You can go to the web sites for each type of holistic practice and use their referral list to find one near to you:
- Acupuncture and Chinese medicine: International Association & Chi Institute
- Homeopathic veterinarians (these can often help you by phone or email if no other holistic practitioners are nearby that you like): The Academy of Veterinary Homeopathy and Dr. Pitcairn’s training program graduates.
- Chiropractors (these could be veterinarians or chiropractors – both trained for animal chiropractic.
- Wide range of other treatments: American Holistic Veterinary Medical Association
EARLY WARNING SIGNS OF ILLNESS FOR DOGS AND CATS
- Is your companion really healthy?
- Can you tell if the treatment you selected is deeply curing?
- Can your companion be healthier than you realize?
Most health problems are the result of an underlying energy imbalance, made worse from poor diet and vaccination. They are rarely acute diseases (except injuries).

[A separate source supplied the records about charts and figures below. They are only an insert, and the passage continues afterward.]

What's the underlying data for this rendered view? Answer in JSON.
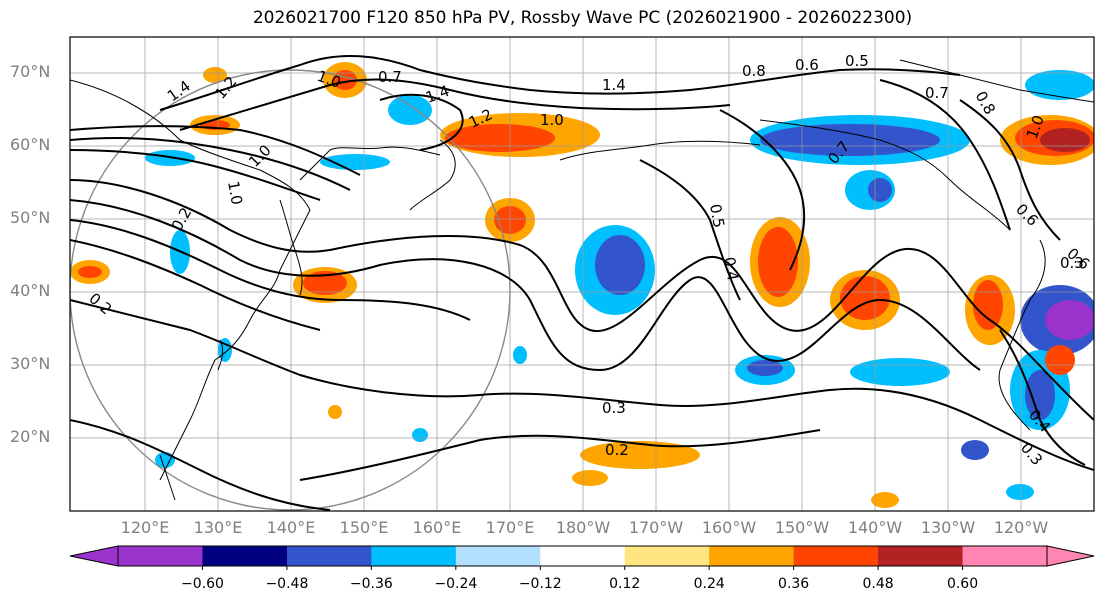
{
  "title": "2026021700 F120 850 hPa PV, Rossby Wave PC (2026021900 - 2026022300)",
  "lat_labels": [
    "70°N",
    "60°N",
    "50°N",
    "40°N",
    "30°N",
    "20°N"
  ],
  "lon_labels": [
    "120°E",
    "130°E",
    "140°E",
    "150°E",
    "160°E",
    "170°E",
    "180°W",
    "170°W",
    "160°W",
    "150°W",
    "140°W",
    "130°W",
    "120°W"
  ],
  "contour_labels": [
    "1.4",
    "1.2",
    "1.0",
    "0.7",
    "1.4",
    "1.2",
    "1.0",
    "1.4",
    "0.8",
    "0.6",
    "0.5",
    "0.7",
    "0.8",
    "1.0",
    "0.7",
    "0.6",
    "0.5",
    "0.4",
    "0.2",
    "1.0",
    "0.3",
    "0.2",
    "0.2",
    "0.4",
    "0.3",
    "0.6",
    "0.3",
    "1.0"
  ],
  "colorbar": {
    "ticks": [
      "−0.60",
      "−0.48",
      "−0.36",
      "−0.24",
      "−0.12",
      "0.12",
      "0.24",
      "0.36",
      "0.48",
      "0.60"
    ],
    "colors": [
      "#9933cc",
      "#000080",
      "#3355cc",
      "#00bfff",
      "#b3e0ff",
      "#ffffff",
      "#ffe680",
      "#ffa500",
      "#ff4500",
      "#b22222",
      "#ff85b3"
    ]
  }
}
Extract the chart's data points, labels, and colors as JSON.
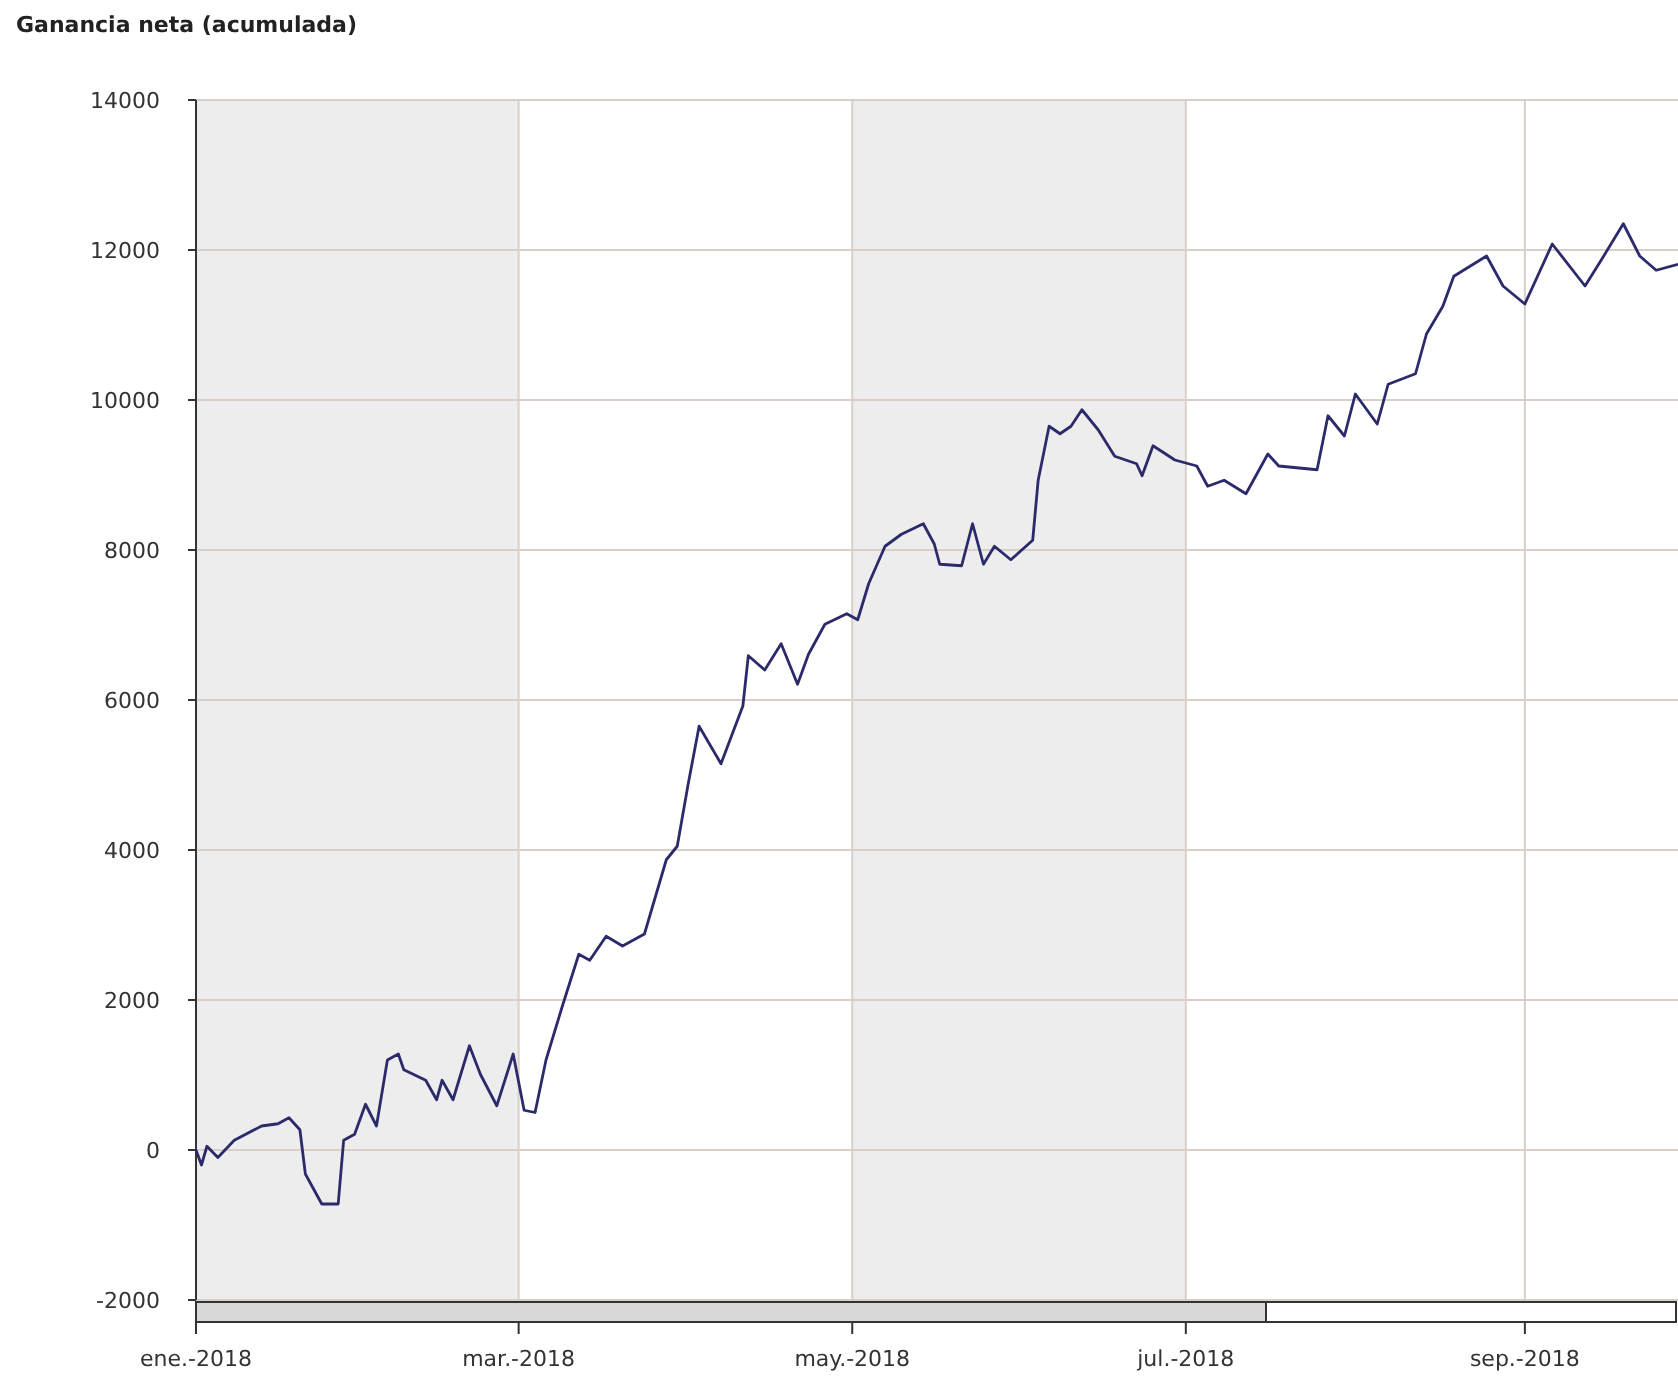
{
  "chart_data": {
    "type": "line",
    "title": "Ganancia neta (acumulada)",
    "x": [
      "2018-01-01",
      "2018-01-02",
      "2018-01-03",
      "2018-01-05",
      "2018-01-08",
      "2018-01-13",
      "2018-01-16",
      "2018-01-18",
      "2018-01-20",
      "2018-01-21",
      "2018-01-24",
      "2018-01-27",
      "2018-01-28",
      "2018-01-30",
      "2018-02-01",
      "2018-02-03",
      "2018-02-05",
      "2018-02-07",
      "2018-02-08",
      "2018-02-12",
      "2018-02-14",
      "2018-02-15",
      "2018-02-17",
      "2018-02-20",
      "2018-02-22",
      "2018-02-25",
      "2018-02-28",
      "2018-03-02",
      "2018-03-04",
      "2018-03-06",
      "2018-03-09",
      "2018-03-12",
      "2018-03-14",
      "2018-03-17",
      "2018-03-20",
      "2018-03-24",
      "2018-03-28",
      "2018-03-30",
      "2018-04-01",
      "2018-04-03",
      "2018-04-07",
      "2018-04-11",
      "2018-04-12",
      "2018-04-15",
      "2018-04-18",
      "2018-04-21",
      "2018-04-23",
      "2018-04-26",
      "2018-04-30",
      "2018-05-02",
      "2018-05-04",
      "2018-05-07",
      "2018-05-10",
      "2018-05-14",
      "2018-05-16",
      "2018-05-17",
      "2018-05-21",
      "2018-05-23",
      "2018-05-25",
      "2018-05-27",
      "2018-05-30",
      "2018-06-03",
      "2018-06-04",
      "2018-06-06",
      "2018-06-08",
      "2018-06-10",
      "2018-06-12",
      "2018-06-15",
      "2018-06-18",
      "2018-06-22",
      "2018-06-23",
      "2018-06-25",
      "2018-06-29",
      "2018-07-03",
      "2018-07-05",
      "2018-07-08",
      "2018-07-12",
      "2018-07-16",
      "2018-07-18",
      "2018-07-25",
      "2018-07-27",
      "2018-07-30",
      "2018-08-01",
      "2018-08-05",
      "2018-08-07",
      "2018-08-12",
      "2018-08-14",
      "2018-08-17",
      "2018-08-19",
      "2018-08-25",
      "2018-08-28",
      "2018-09-01",
      "2018-09-06",
      "2018-09-12",
      "2018-09-15",
      "2018-09-19",
      "2018-09-22",
      "2018-09-25",
      "2018-09-29"
    ],
    "series": [
      {
        "color": "#2b2a6b",
        "values": [
          0,
          -200,
          50,
          -100,
          130,
          320,
          350,
          430,
          270,
          -320,
          -720,
          -720,
          130,
          210,
          610,
          320,
          1200,
          1280,
          1070,
          930,
          670,
          930,
          670,
          1390,
          1010,
          590,
          1280,
          530,
          500,
          1200,
          1920,
          2610,
          2530,
          2850,
          2720,
          2880,
          3870,
          4050,
          4880,
          5650,
          5150,
          5920,
          6590,
          6400,
          6750,
          6210,
          6610,
          7010,
          7150,
          7070,
          7550,
          8050,
          8210,
          8350,
          8080,
          7810,
          7790,
          8350,
          7810,
          8050,
          7870,
          8130,
          8930,
          9650,
          9550,
          9650,
          9870,
          9600,
          9250,
          9150,
          8990,
          9390,
          9200,
          9120,
          8850,
          8930,
          8750,
          9280,
          9120,
          9070,
          9790,
          9520,
          10080,
          9680,
          10210,
          10350,
          10880,
          11250,
          11650,
          11920,
          11520,
          11280,
          12080,
          11520,
          11870,
          12350,
          11920,
          11730,
          11810
        ]
      }
    ],
    "xlim": [
      "2018-01-01",
      "2018-09-29"
    ],
    "xticks": [
      {
        "value": "2018-01-01",
        "label": "ene.-2018"
      },
      {
        "value": "2018-03-01",
        "label": "mar.-2018"
      },
      {
        "value": "2018-05-01",
        "label": "may.-2018"
      },
      {
        "value": "2018-07-01",
        "label": "jul.-2018"
      },
      {
        "value": "2018-09-01",
        "label": "sep.-2018"
      }
    ],
    "ylim": [
      -2000,
      14000
    ],
    "yticks": [
      -2000,
      0,
      2000,
      4000,
      6000,
      8000,
      10000,
      12000,
      14000
    ],
    "bands": [
      {
        "axis": "x",
        "from": "2018-01-01",
        "to": "2018-03-01",
        "color": "#ededed"
      },
      {
        "axis": "x",
        "from": "2018-05-01",
        "to": "2018-07-01",
        "color": "#ededed"
      }
    ],
    "grid": true
  }
}
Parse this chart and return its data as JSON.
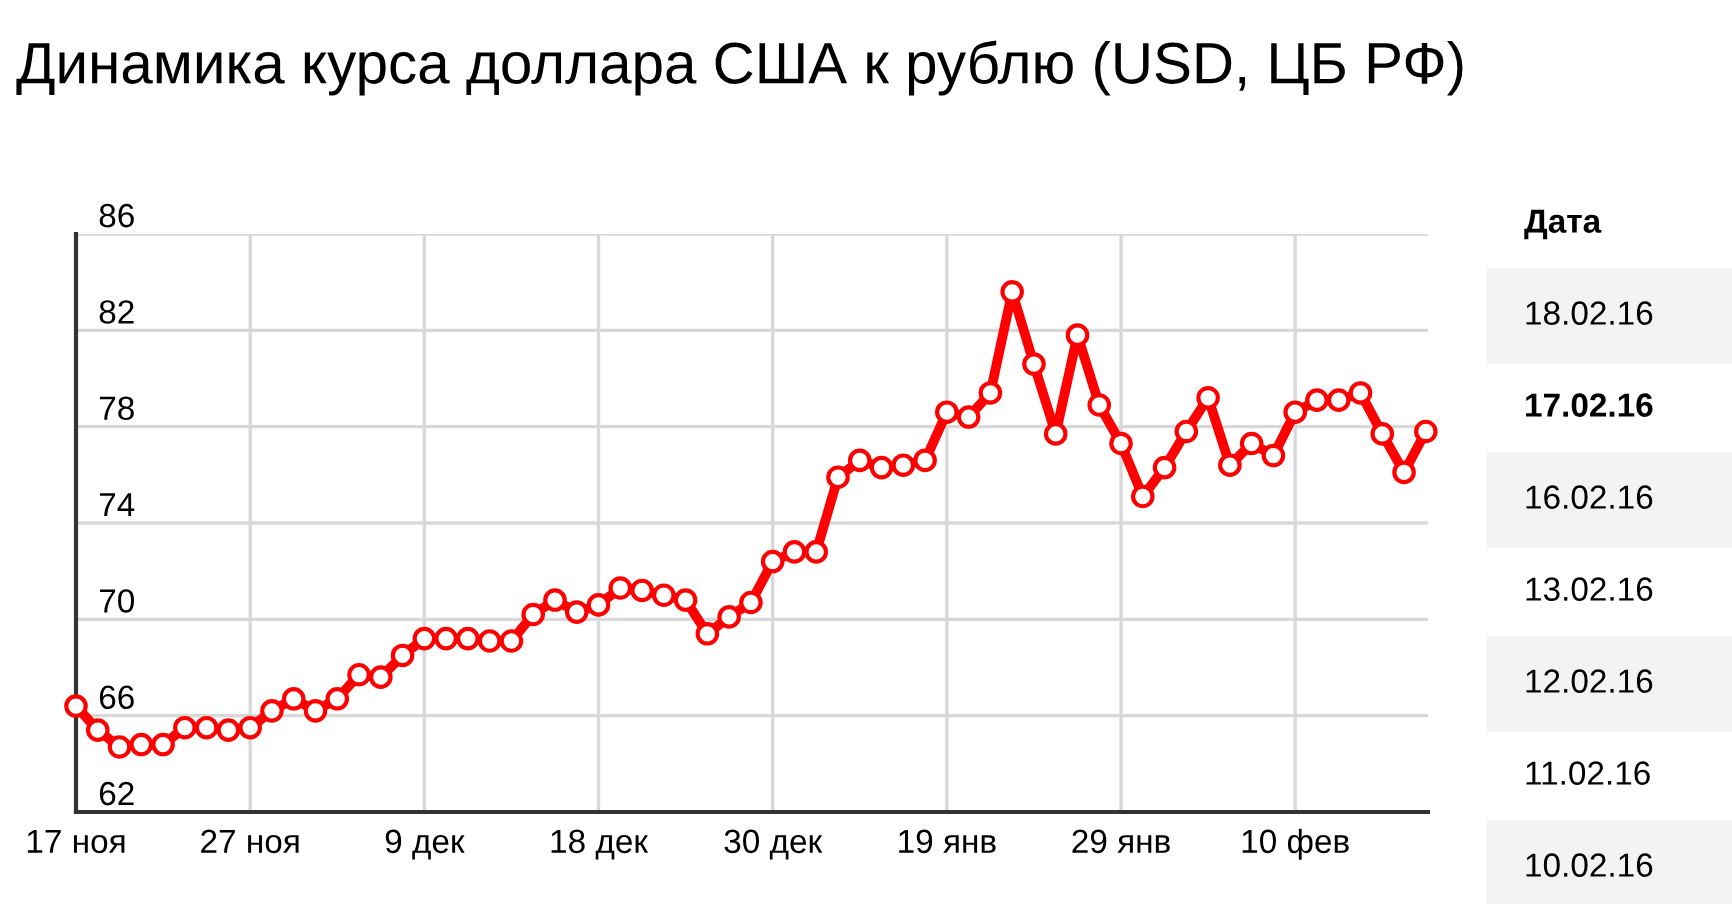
{
  "chart_data": {
    "type": "line",
    "title": "Динамика курса доллара США к рублю (USD, ЦБ РФ)",
    "categories": [
      "17 ноя",
      null,
      null,
      null,
      null,
      null,
      null,
      null,
      "27 ноя",
      null,
      null,
      null,
      null,
      null,
      null,
      null,
      "9 дек",
      null,
      null,
      null,
      null,
      null,
      null,
      null,
      "18 дек",
      null,
      null,
      null,
      null,
      null,
      null,
      null,
      "30 дек",
      null,
      null,
      null,
      null,
      null,
      null,
      null,
      "19 янв",
      null,
      null,
      null,
      null,
      null,
      null,
      null,
      "29 янв",
      null,
      null,
      null,
      null,
      null,
      null,
      null,
      "10 фев",
      null,
      null,
      null,
      null,
      null,
      null
    ],
    "series": [
      {
        "color": "#ff0000",
        "values": [
          66.4,
          65.4,
          64.7,
          64.8,
          64.8,
          65.5,
          65.5,
          65.4,
          65.5,
          66.2,
          66.7,
          66.2,
          66.7,
          67.7,
          67.6,
          68.5,
          69.2,
          69.2,
          69.2,
          69.1,
          69.1,
          70.2,
          70.8,
          70.3,
          70.6,
          71.3,
          71.2,
          71.0,
          70.8,
          69.4,
          70.1,
          70.7,
          72.4,
          72.8,
          72.8,
          75.9,
          76.6,
          76.3,
          76.4,
          76.6,
          78.6,
          78.4,
          79.4,
          83.6,
          80.6,
          77.7,
          81.8,
          78.9,
          77.3,
          75.1,
          76.3,
          77.8,
          79.2,
          76.4,
          77.3,
          76.8,
          78.6,
          79.1,
          79.1,
          79.4,
          77.7,
          76.1,
          77.8
        ]
      }
    ],
    "ylim": [
      62,
      86
    ],
    "yticks": [
      62,
      66,
      70,
      74,
      78,
      82,
      86
    ],
    "grid": true,
    "marker": "circle",
    "line_style": "solid",
    "annotations": [
      "Дата",
      "18.02.16",
      "17.02.16",
      "16.02.16",
      "13.02.16",
      "12.02.16",
      "11.02.16",
      "10.02.16"
    ]
  }
}
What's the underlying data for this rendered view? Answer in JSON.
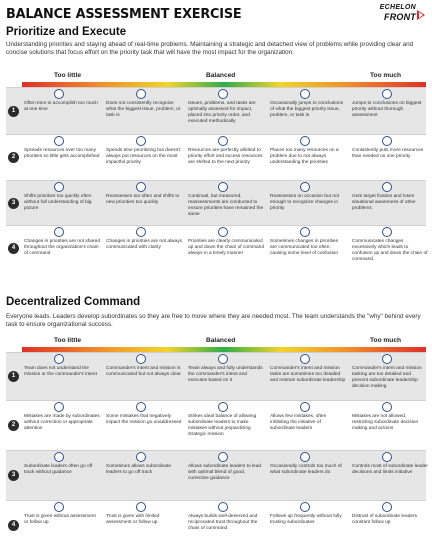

Therefore, you may find that the problem does not clear up as you expect or it recurs.
If so, you are dealing with an underlying predisposition to illness, and these clues to underlying ill health will help you select a remedy and monitor the results. As we cure animals of “disease”, we find that certain other “NORMAL” things go away, too. Do not be satisfied until most of the following symptoms are gone. In young, apparently healthy animals, these apparently “normal” problems may be the only indications to start treatment.
This is only the beginning of a list – as more animals are cured we will find new levels of health. Tracking these is easy when you use the Healthy Animal’s Journal by Dr. Christina Chambreau (www.HealthyAnimalsJournal.com)
Doggy smell; attracts fleas a lot; dry, oily, lack-luster coat; excessive shedding; not grooming, ear problems – waxy, oily, itchy, recurrent mites; eye discharge, tearing, or matter in corner of eyes; raised third eyelid; spots appearing on iris; “freckles” appearing on face; whiskers falling out; fragile, thickened, distorted claws that are painful or sensitive to trim.
Fears(of loud noises, thunder, wind, people, animals, life); too timid; too rough or aggressive (even at play); too hard to train; barks too much and too long; suspicious nature; biting when petted too long; hysteria when restrained; clumsy; indolent; licking or sucking things or people too much; not using litter box or not covering stool.
Bad breath; tarter accumulation; loss of teeth; poor appetite; craving weird things (rubber bands, plastic, dirt, cat litter, paper, dogs eating dog or cat stools, rocks, sticks…); sensitivity to milk; thirst – a super healthy cat on non dry food will drink at most once a week; red gum line; vomiting often, even hairballs more than a few times a year; mucous on stools; tendency to diarrhea with least change of diet; obesity; anal gland problems; recurrent parasites.
Stiffness when getting up, early hip dysplasia; tires easily in hot or cold weather; can no longer jump up on counters, or go up or down steps.
Low grade fevers – Normal for healthy cats and dogs is 100-101.5.
AGE & REPRODUCTION:
Should live a long life (Shepherds 17 years, Danes 12, cats 24). should be able to conceive easily, deliver normally, and not pass on “genetic breed” problems.